Hi, Ben.

> Mmm. I guess it's something to do with the US International keyboard
> layout, and Vim not quite understanding it.

I believe so.

> A workaround might be to use a keymap, but also switch to a standard US
> English keyboard layout (which has no dead keys). All the dead key
> handling would be done by Vim then. If Windows switches layouts nicely
> as you switch applications and/or remembers the layout is different for
> Vim, this could perhaps work quite nicely.

I will try this suggestion and give you a feedback. The part that I don't
understand in the GVim implementation is why, when I switched off the
'iminsert' option, it doesn't got back to behave just like in versions before
7?

I know that is not so simple. I though in terms of handling or not
the WM_DEADCHAR Windows message. For example, I haven't this problem when
typing an EX command in the command window, because the IM isn't used in
there. So, all 'dead-key+key' combination is done in the Operating System
level and everything works fine.


> Another thing to check is that your Vim is compiled with
> +multi_byte_ime. With that and iminsert=2 things should theoretically
> play nicely with input methods.

Yes, it has '+multi_byte_ime', but 'theoretically' does not became practical
every time. =-)

> Have a look around the website and you'll see how to get the Vim
> sources. It's worth getting recent sources from version control, or
> applying the patches to a tarball to bring it up to a fairly recent
> version, IMHO.
>
> Compilation instructions are there too, or in the sources--I can't
> really remember, but I don't think they're hard to find. Compiling Vim
> is pretty straightforward. Just make sure you choose something like
> 'huge' features so you don't get a small Vim which might not have full
> multibyte/IME support, etc..
>
> I guess you should use the debugger that matches your build environment,
> so if you use the MS toolset, use the MS debugger, but if you use MinGW
> toolset with gcc, use gdb.

I have both. I will try GCC first because it seams more natural to me.

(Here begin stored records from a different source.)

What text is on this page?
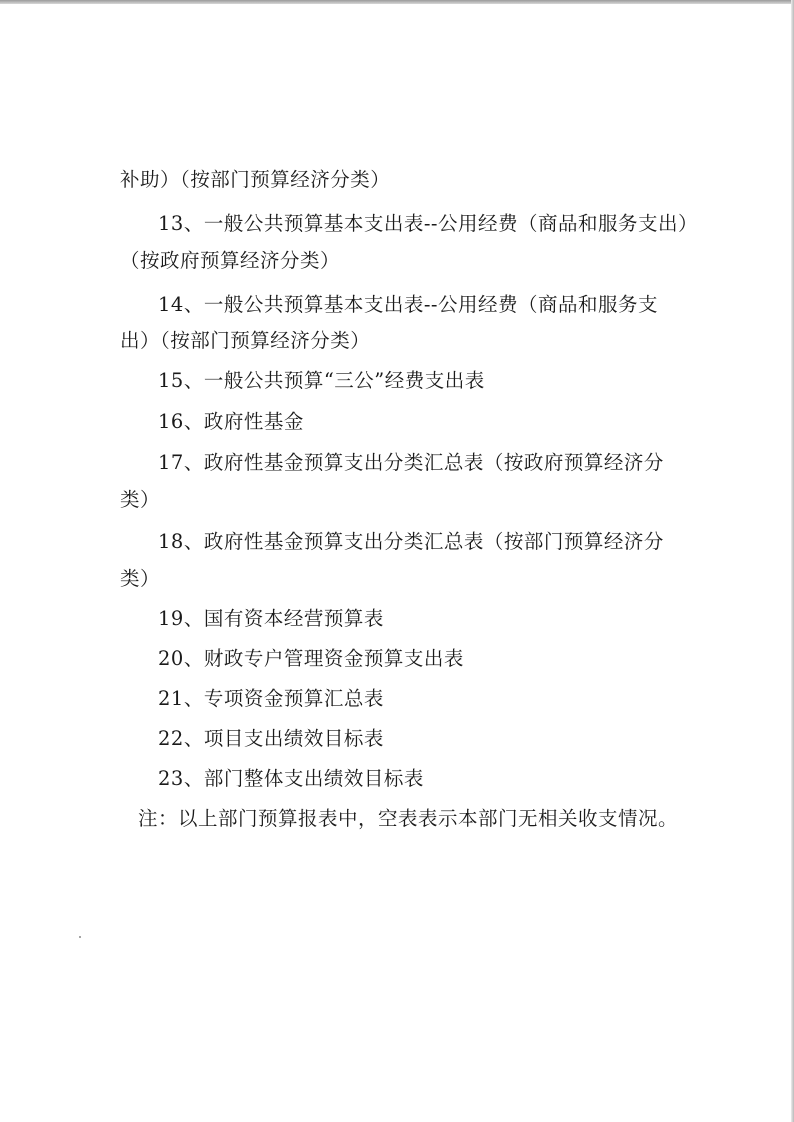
补助）（按部门预算经济分类）
13、一般公共预算基本支出表--公用经费（商品和服务支出）
（按政府预算经济分类）
14、一般公共预算基本支出表--公用经费（商品和服务支
出）（按部门预算经济分类）
15、一般公共预算“三公”经费支出表
16、政府性基金
17、政府性基金预算支出分类汇总表（按政府预算经济分
类）
18、政府性基金预算支出分类汇总表（按部门预算经济分
类）
19、国有资本经营预算表
20、财政专户管理资金预算支出表
21、专项资金预算汇总表
22、项目支出绩效目标表
23、部门整体支出绩效目标表
注：以上部门预算报表中，空表表示本部门无相关收支情况。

> This bug is probably win32-related, and quite probably even win32-GUI
> related, so I suggest the gui_w32.c and os_win32.c are the first places
> to fish around, and other similarly named files. Vim doesn't have all
> that many source files, so it's not too hard to find which file to look
> in--harder is finding the right part of the files, which are often
> pretty huge.

Thanks for the useful tips. I will look at these two files first.